Bus drivers can help prevent accidents
I run the Kamehameha Highway gauntlet almost daily, as I am an employee in the tour industry, and there is never a day when I fear a head-on collision anywhere along our scenic highways with passengers on board ("Tour bus kills SUV driver," Star-Bulletin, Jan. 13
). As an experienced and well-trained tour driver, I'm comforted to know that my employer would never compromise driver safety and awareness just to reach a time schedule.
Any corporation or driver that operates a commercial or private vehicles must bear equal responsibility of driving defensively. Planning your trips and lessening driver workloads, knowing when you've overdriven yourself, watching out for the other guy and just keeping common sense behind the wheel will cut down on such tragedies. I quietly grieve the loss of Corey Voss and wish that all will be well for his wife and unborn child. I hope and pray that such a tragedy will never happen again.
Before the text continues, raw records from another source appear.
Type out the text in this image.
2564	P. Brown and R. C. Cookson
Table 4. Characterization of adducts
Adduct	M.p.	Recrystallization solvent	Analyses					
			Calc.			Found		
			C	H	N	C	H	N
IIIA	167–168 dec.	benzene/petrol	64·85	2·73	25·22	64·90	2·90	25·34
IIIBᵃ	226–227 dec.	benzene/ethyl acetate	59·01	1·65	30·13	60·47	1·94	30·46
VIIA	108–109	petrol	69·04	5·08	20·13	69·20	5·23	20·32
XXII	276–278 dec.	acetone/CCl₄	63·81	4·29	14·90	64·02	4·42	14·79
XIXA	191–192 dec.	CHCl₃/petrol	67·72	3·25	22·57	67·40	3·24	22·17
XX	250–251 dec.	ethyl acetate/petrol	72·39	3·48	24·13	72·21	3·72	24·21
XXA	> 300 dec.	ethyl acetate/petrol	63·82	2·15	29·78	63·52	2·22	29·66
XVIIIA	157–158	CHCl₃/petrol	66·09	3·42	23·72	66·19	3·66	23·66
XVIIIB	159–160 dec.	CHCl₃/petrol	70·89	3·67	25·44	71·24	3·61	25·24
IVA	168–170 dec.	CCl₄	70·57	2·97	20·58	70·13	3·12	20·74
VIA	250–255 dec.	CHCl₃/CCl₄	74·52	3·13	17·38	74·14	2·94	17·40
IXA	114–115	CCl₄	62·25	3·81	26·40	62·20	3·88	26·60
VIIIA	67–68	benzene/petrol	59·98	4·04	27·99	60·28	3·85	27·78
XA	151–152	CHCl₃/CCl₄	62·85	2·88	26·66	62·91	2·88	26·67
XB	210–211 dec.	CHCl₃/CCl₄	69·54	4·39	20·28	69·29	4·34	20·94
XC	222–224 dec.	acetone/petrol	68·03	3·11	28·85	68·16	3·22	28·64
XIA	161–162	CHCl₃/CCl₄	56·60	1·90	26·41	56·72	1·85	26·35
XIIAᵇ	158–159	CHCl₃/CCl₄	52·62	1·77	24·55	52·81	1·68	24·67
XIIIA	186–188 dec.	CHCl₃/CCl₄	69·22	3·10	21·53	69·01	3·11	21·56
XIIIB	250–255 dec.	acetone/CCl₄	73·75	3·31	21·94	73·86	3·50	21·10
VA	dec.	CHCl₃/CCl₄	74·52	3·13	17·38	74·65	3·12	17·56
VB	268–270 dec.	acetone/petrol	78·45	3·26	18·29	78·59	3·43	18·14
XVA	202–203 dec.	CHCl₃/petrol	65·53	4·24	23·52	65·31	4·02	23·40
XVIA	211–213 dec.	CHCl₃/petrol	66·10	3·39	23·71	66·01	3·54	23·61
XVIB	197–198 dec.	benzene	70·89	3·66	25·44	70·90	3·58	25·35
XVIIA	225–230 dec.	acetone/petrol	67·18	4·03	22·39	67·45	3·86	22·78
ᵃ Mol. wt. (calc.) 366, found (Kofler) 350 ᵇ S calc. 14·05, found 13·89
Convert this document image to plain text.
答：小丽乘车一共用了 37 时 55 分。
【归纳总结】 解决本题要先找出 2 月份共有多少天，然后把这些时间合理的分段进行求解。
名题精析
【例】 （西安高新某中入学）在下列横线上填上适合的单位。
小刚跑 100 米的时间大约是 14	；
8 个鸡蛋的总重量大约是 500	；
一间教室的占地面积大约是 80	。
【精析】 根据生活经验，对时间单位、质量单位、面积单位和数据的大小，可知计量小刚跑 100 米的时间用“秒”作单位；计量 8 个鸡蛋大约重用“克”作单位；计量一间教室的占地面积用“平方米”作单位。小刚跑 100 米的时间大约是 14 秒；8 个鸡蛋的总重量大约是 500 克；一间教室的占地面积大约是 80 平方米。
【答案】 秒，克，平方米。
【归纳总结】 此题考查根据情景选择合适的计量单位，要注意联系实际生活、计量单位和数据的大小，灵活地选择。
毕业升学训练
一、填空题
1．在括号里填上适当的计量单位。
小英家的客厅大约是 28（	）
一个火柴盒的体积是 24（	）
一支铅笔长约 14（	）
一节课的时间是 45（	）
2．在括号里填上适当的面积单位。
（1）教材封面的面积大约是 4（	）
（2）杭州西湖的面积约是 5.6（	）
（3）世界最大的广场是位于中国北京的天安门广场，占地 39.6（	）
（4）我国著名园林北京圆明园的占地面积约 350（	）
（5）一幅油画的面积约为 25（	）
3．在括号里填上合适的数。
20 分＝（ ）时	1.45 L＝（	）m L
Another tour driver took unnecessary risk
I offer my condolences to the family and friends of Corey Voss
Just Tuesday evening I was returning home from Kailua in the center lane on the H-1 when a Roberts Hawaii tour bus overtook me between the University Avenue onramp and King Street offramp. The bus then cut across three lanes of traffic to exit the freeway at King Street. As I was going a steady 55 mph myself, I imagine the bus to be traveling well into the 60s.
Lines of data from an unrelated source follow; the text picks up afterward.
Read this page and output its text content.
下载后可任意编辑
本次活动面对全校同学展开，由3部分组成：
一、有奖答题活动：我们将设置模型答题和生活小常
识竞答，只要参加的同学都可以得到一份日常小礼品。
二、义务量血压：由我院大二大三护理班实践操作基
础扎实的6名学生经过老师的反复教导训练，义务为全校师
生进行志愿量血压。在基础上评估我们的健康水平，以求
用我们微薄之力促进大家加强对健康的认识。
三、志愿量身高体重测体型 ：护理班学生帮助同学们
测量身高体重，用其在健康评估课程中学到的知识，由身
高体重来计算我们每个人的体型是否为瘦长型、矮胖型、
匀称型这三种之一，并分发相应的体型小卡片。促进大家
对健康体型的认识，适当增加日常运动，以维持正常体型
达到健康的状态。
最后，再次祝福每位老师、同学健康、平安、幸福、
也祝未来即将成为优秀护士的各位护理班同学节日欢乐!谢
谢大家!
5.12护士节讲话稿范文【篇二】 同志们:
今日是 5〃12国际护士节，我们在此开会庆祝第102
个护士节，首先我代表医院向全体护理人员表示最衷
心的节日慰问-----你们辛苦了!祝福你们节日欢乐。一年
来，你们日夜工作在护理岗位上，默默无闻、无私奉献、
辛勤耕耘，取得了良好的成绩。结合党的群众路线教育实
While some might consider it acceptable to cruise along at 10-15 mph over the limit, I consider those speeds reserved for emergency vehicles and police.
To the driver of the bus on the H-1: Didn't you learn anything from Monday's tragic accident?
Why do people throw trash all over island?
My family and I moved to Oahu last October and were immediately impressed with its beauty. We love it, but everywhere we go there is litter. I cannot understand how a place as beautiful as this can be taken for granted by those who live here. There are diapers on the beach, pop bottles and cigarette butts everywhere. You use the beach washrooms and personal hygiene products are on the floor because someone was too lazy to put them in the garbage. We go to Laie Point and there are fishing line, broken hooks and garbage people have left behind.
I can appreciate that some is left by tourists, but when I see residents doing it -- or anyone, for that matter -- it makes me very sad and angry. This beautiful island should be revered and taken care of. Do your share, pick up after yourself and others, get the message out that you care about your home. Maybe others will do the same. Teach the children to have pride in their surroundings.
Once oath is taken, it must be honored
Mr. Ehren Watada (I can't bring myself to refer to him as a member of the armed forces, let alone an officer) is naive at best to think he can simply resign his commission and "self-relieve" himself of his duties and obligations to the oath he took. He's confusing marriage, where divorce is an option, with his military obligation. Once an oath is taken, you honor your obligation, no matter what second-guessing you're going through.
Sorry, Mr. Watada, there's no escape clause here, and there's "NO DEAL" here for you.
Martin D. Schiller
Watada's objections to war seem sincere
On democracynow.org, I saw the tape Lt. Ehren Watada made regarding his decision and heard their interview with him.
Watada believes the war is illegal and unconstitutional and that his duty as a soldier is not to follow illegal orders. If he is correct about the legality and constitutionality of the war, then he is right and is showing incredible courage. He took an oath to uphold the Constitution first, not just obey orders.
In listening to him, I do not believe he is grandstanding or uncourageous. I believe this decision, which will affect him for life, was an extremely difficult one.
Although I hope that our government did not break laws and violate the Constitution in pursuing the war in Iraq, if it is true, then I will be more horrified by all of the military who blindly followed illegal orders. It happened in My Lai, and it could happen again. I will withhold judgment until the trial findings are made public.